🤖 AI Summary
AIGC image detectors exhibit poor generalization across unseen generative models, primarily because they rely on non-robust shortcut features—such as initial noise priors—rather than authentic generation artifacts. This work identifies and mitigates this latent-variable prior bias via **Orthogonal Manifold Adversarial Training (OMAT)**: under fixed conditional constraints, it optimizes the initial latent variables of diffusion models to generate reproducible, manifold-preserving adversarial examples. We further introduce **GenImage++**, a novel multi-source benchmark for cross-generator evaluation. Our approach integrates latent-variable optimization, adversarial training, and cross-generator assessment within ResNet50- and CLIP-based detector architectures. Experiments demonstrate substantial improvements in cross-generator robustness, achieving state-of-the-art generalization performance on outputs from cutting-edge models including Flux.1 and SD3—without modifying the detector’s architecture.
📝 Abstract
Current AIGC detectors often achieve near-perfect accuracy on images produced by the same generator used for training but struggle to generalize to outputs from unseen generators.
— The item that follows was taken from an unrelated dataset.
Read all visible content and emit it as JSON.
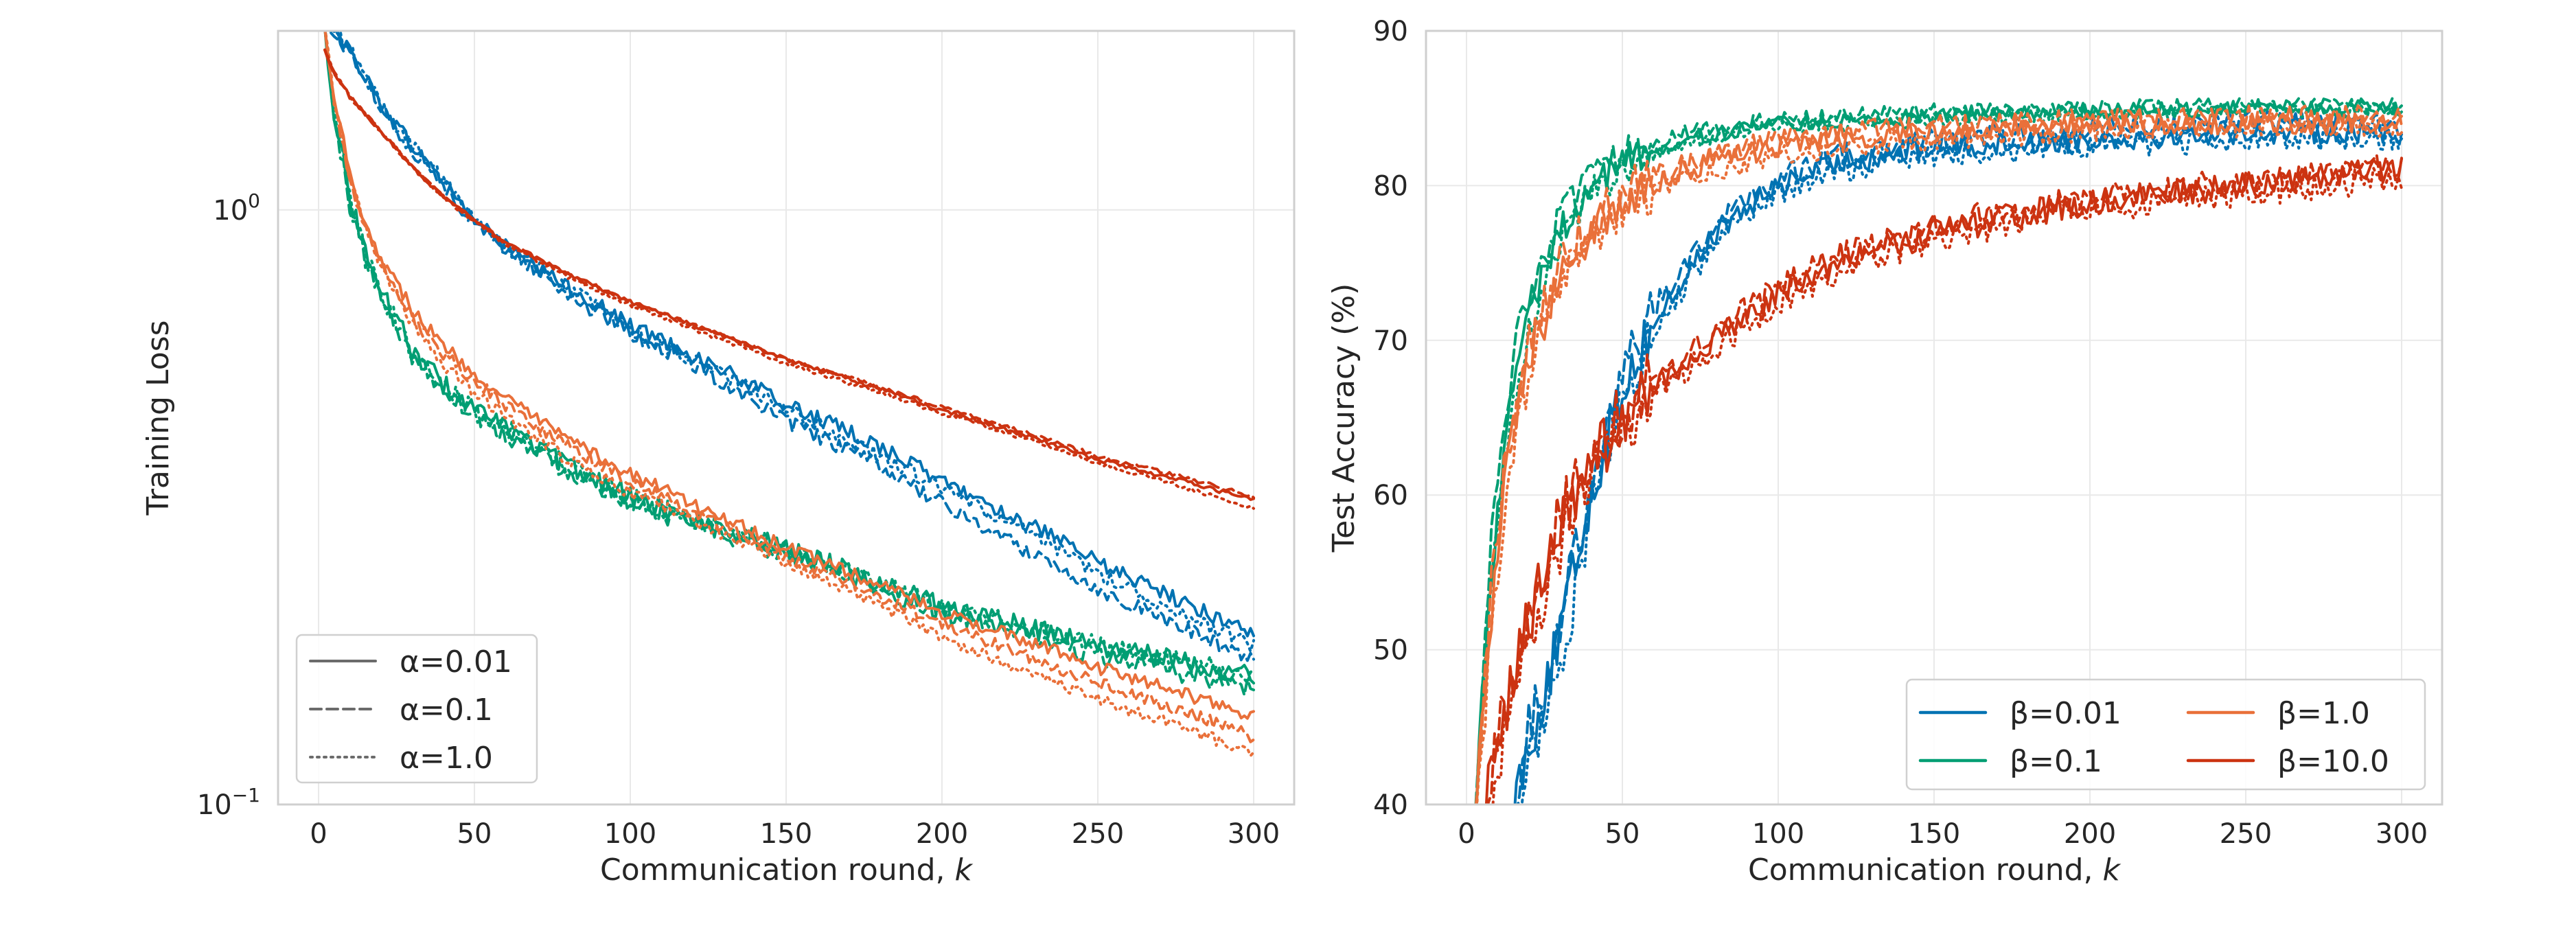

We trace this failure in part to latent prior bias: detectors learn shortcuts tied to patterns stemming from the initial noise vector rather than learning robust generative artifacts. To address this, we propose On-Manifold Adversarial Training (OMAT): by optimizing the initial latent noise of diffusion models under fixed conditioning, we generate on-manifold adversarial examples that remain on the generator's output manifold-unlike pixel-space attacks, which introduce off-manifold perturbations that the generator itself cannot reproduce and that can obscure the true discriminative artifacts. To test against state-of-the-art generative models, we introduce GenImage++, a test-only benchmark of outputs from advanced generators (Flux.1, SD3) with extended prompts and diverse styles. We apply our adversarial-training paradigm to ResNet50 and CLIP baselines and evaluate across existing AIGC forensic benchmarks and recent challenge datasets. Extensive experiments show that adversarially trained detectors significantly improve cross-generator performance without any network redesign. Our findings on latent-prior bias offer valuable insights for future dataset construction and detector evaluation, guiding the development of more robust and generalizable AIGC forensic methodologies.